If the projectile's X position is high enough, we'll execute this code instead:
loc_a3f0:
0000a3f0 69f8 adc #$f8 // not sure what this does
0000a3f2 850d sta data_d
0000a3f4 bde17c lda $7ce1, x // jump to $A400 if we aren't a fireball (#$01)
0000a3f7 c901 cmp #$01
0000a3f9 d005 bne $a400
loc_a3fb:
0000a3fb bde77c lda $7ce7, x // get y velocity
0000a3fe 300e bmi $a40e // jump to $A40E if it is positive
loc_a400:
0000a400 bde37c lda $7ce3, x // get y position
0000a403 cd4305 cmp data_543 // check it against something
0000a406 bdfa05 lda $05fa, x // not sure what we're doing here
0000a409 ed4205 sbc data_542
0000a40c 30e1 bmi $a3ef
loc_a40e:
0000a40e 8a txa // loading a sprite's location
0000a40f 0a asl a
0000a410 0a asl a
0000a411 18 clc
0000a412 6d9505 adc data_595
0000a415 a8 tay
0000a416 a501 lda data_1
0000a418 990302 sta data_203, y // save sprite to sprite RAM
0000a41b bde37c lda $7ce3, x // get y position
0000a41e 38 sec
0000a41f ed4305 sbc data_543
0000a422 c9c0 cmp #$c0 // if y position - something is >= #$C0
0000a424 b0c4 bcs $a3ea // remove projectile (see above)
loc_a426:
0000a426 990002 sta data_200, y // save sprite to different sprite RAM location
0000a429 690e adc #$0e // not too sure what all this is below
0000a42b 850c sta data_c
0000a42d bde97c lda $7ce9, x
0000a430 4a lsr a
0000a431 2940 and #$40
0000a433 8502 sta data_2
0000a435 bde17c lda $7ce1, x
0000a438 c902 cmp #$02 // jump to $A471 if projectile type isn't #$02
0000a43a d035 bne $a471
I'm not too sure what half of this does, but I'm confident it's loading and setting sprites due to the references to
the data_200
area. According to this page,
this is DMA to sprite RAM.
Since we're not projectile type $#02, we'll head here next:
loc_a471:
0000a471 ad6505 lda data_565 // calculate an index value
0000a474 4a lsr a
0000a475 4a lsr a
0000a476 2903 and #$03
0000a478 aa tax
0000a479 bd17a3 lda $a317, x // load the fireball we want from $A317
0000a47c 990102 sta data_201, y // save it to sprite RAM
0000a47f a502 lda data_2 // load a value we stored at $A433
0000a481 5d1ba3 eor $a31b, x // set a bit in the value we loaded from $A317
// this bit appears to flip the fireball around
0000a484 18 clc // avoid the branch below at $A495
0000a485 ae8805 ldx data_588
0000a488 f002 beq $a48c // jump to $A48C for something? (take this)
loc_848c:
0000a48c 990202 sta data_202, y // save value to sprite RAM
0000a48f a6cd ldx data_cd // load projectile slot
0000a491 a5ce lda data_ce // load something else
0000a493 d00d bne $a4a2 // don't take this branch
loc_a495:
0000a495 b003 bcs $a49a // don't take this either (carry cleared at $A484)
loc_a497:
0000a497 20a3a4 jsr sub_a4a3 // jump to what looks like hit detection maybe?

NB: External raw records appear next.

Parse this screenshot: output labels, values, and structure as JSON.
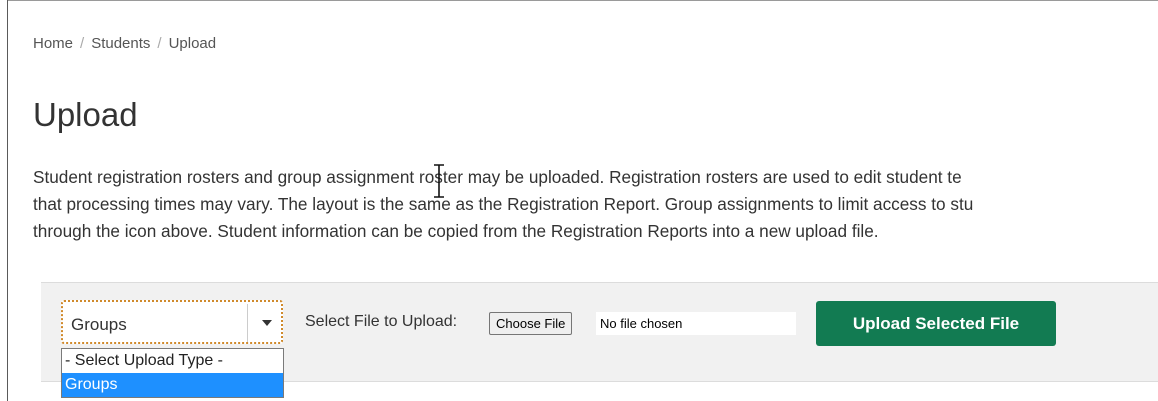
{
  "breadcrumb": {
    "items": [
      "Home",
      "Students",
      "Upload"
    ],
    "separator": "/"
  },
  "page": {
    "title": "Upload",
    "description_lines": [
      "Student registration rosters and group assignment roster may be uploaded. Registration rosters are used to edit student te",
      "that processing times may vary. The layout is the same as the Registration Report. Group assignments to limit access to stu",
      "through the icon above. Student information can be copied from the Registration Reports into a new upload file."
    ]
  },
  "upload": {
    "type_select": {
      "value": "Groups",
      "options": [
        "- Select Upload Type -",
        "Groups"
      ],
      "highlighted": "Groups"
    },
    "file_label": "Select File to Upload:",
    "choose_file_label": "Choose File",
    "file_status": "No file chosen",
    "submit_label": "Upload Selected File",
    "accent_color": "#127b52"
  },
  "cursor": {
    "type": "text-cursor-icon"
  }
}
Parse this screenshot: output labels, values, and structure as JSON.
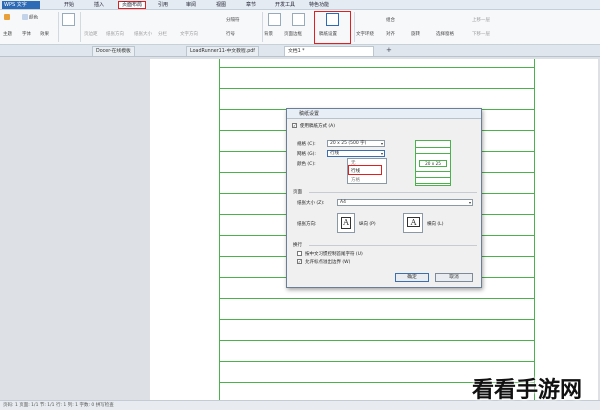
{
  "app": {
    "name": "WPS 文字"
  },
  "menu": {
    "tabs": [
      "开始",
      "插入",
      "页面布局",
      "引用",
      "审阅",
      "视图",
      "章节",
      "开发工具",
      "特色功能"
    ]
  },
  "ribbon": {
    "theme": "主题",
    "font": "字体",
    "effects": "效果",
    "color": "颜色",
    "margins": "页边距",
    "orientation": "纸张方向",
    "size": "纸张大小",
    "columns": "分栏",
    "text_direction": "文字方向",
    "line_numbers": "行号",
    "breaks": "分隔符",
    "background": "背景",
    "page_border": "页面边框",
    "page_setup_grid": "稿纸设置",
    "text_wrap": "文字环绕",
    "align": "对齐",
    "rotate": "旋转",
    "select_pane": "选择窗格",
    "combine": "组合",
    "bring_forward": "上移一层",
    "send_backward": "下移一层"
  },
  "tabs": [
    {
      "label": "Docer-在线模板"
    },
    {
      "label": "LoadRunner11-中文教程.pdf"
    },
    {
      "label": "文档1 *"
    }
  ],
  "dialog": {
    "title": "稿纸设置",
    "use_grid_label": "使用稿纸方式 (A)",
    "spec_label": "规格 (C):",
    "spec_value": "20 x 25 (500 字)",
    "grid_label": "网格 (G):",
    "grid_value": "行线",
    "color_label": "颜色 (C):",
    "dropdown_options": [
      "无",
      "行线",
      "方格"
    ],
    "preview_text": "20 x 25",
    "page_section": "页面",
    "paper_size_label": "纸张大小 (Z):",
    "paper_size_value": "A4",
    "orientation_label": "纸张方向:",
    "portrait_label": "纵向 (P)",
    "landscape_label": "横向 (L)",
    "linebreak_section": "换行",
    "opt_chinese_rule": "按中文习惯控制首尾字符 (U)",
    "opt_punct_overflow": "允许标点溢出边界 (W)",
    "ok": "确定",
    "cancel": "取消"
  },
  "status": {
    "text": "页码: 1   页面: 1/1   节: 1/1   行: 1   列: 1   字数: 0   拼写检查"
  },
  "watermark": "看看手游网",
  "colors": {
    "highlight": "#e02020",
    "grid": "#4cb04c",
    "brand": "#2e6bb7"
  }
}
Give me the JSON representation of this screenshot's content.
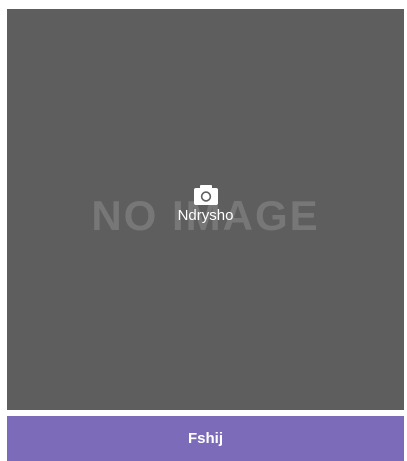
{
  "image_placeholder": {
    "text": "NO IMAGE",
    "background_color": "#5e5e5e",
    "text_color": "#777777"
  },
  "change_control": {
    "icon": "camera-icon",
    "label": "Ndrysho"
  },
  "delete_button": {
    "label": "Fshij",
    "color": "#7b6bb8"
  }
}
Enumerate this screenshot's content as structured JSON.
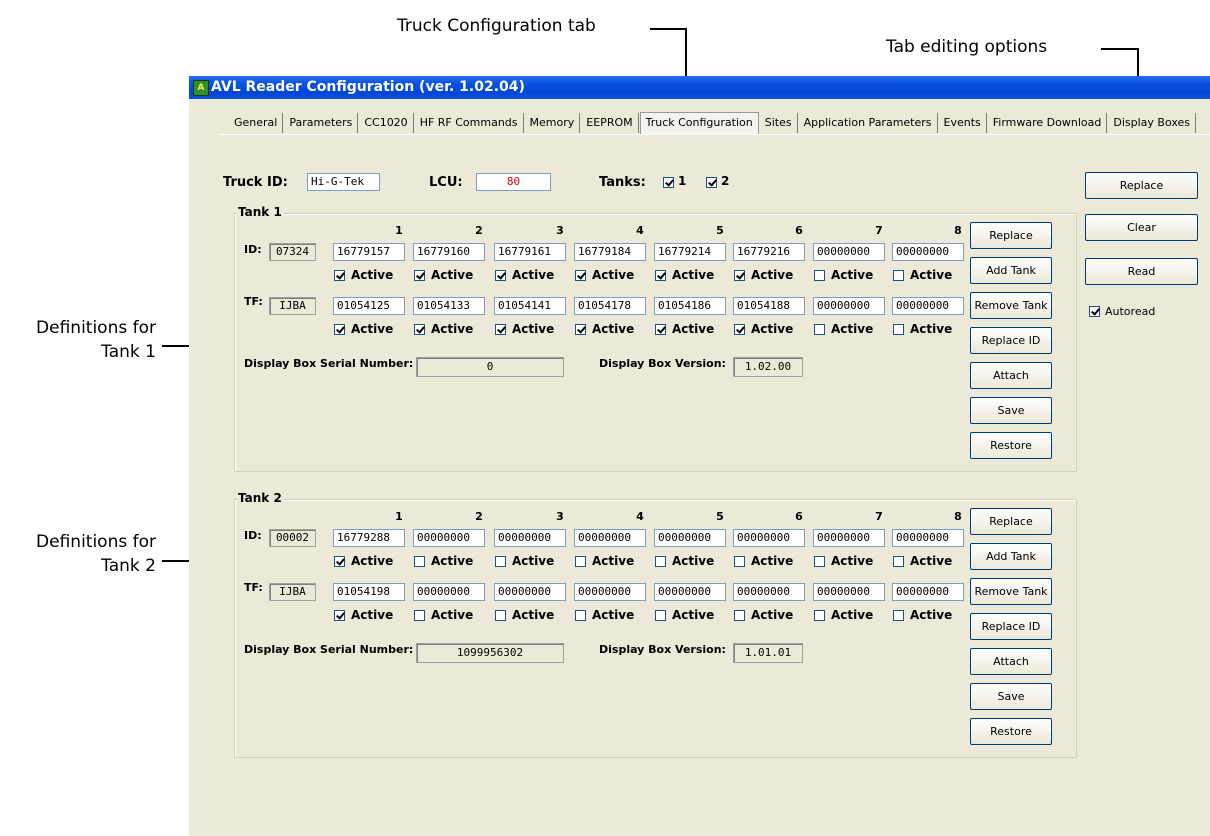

There's a lot more code that gets executed after this, but we don't care. We've found what we came for. The code above constitutes the remainder of what draws the sprite on the screen.
The specific problem I was asked to solve once I found this code was to make the fireballs stop rotating. To do this,
it looks like you need to make the index value calculated at $A471 (top block) always be the same value. I'm not too
sure what this is causing to be pulled out of $A317, but it definitely changes how the fireballs are displayed.
I chose to patch the and
instruction at $A476 to be 2900
for and #$00
to ensure this was the case.
Even after that, though, the fireball still flips around. It seems like the eor
at $A481 is the culprit here. To fix
this, I changed the lda
at $A47F to a900
for lda #$00
.
Once these two patches are made, the fireballs keep working, but stop rotating as they bounce around:
UPDATE (2016-10-07): Changed the image above to be an MP4, which is tiny in comparison. For posterity, here's the
command I ran to convert the raw AVI file I'd exported from FCEUX to what I wanted:
ffmpeg -i capture.avi -vf scale=iw*4:ih*4 -vf setpts=4.0*PTS -ss 00:02:40 -t 00:00:04 -c:v h264 -an fireball.mp4
.
The part I wanted was 40 seconds in and 1 second long, but I slowed the video down by 4x with the setpts
filter.
Hence, the start and time options needed to be each multiplied by 4.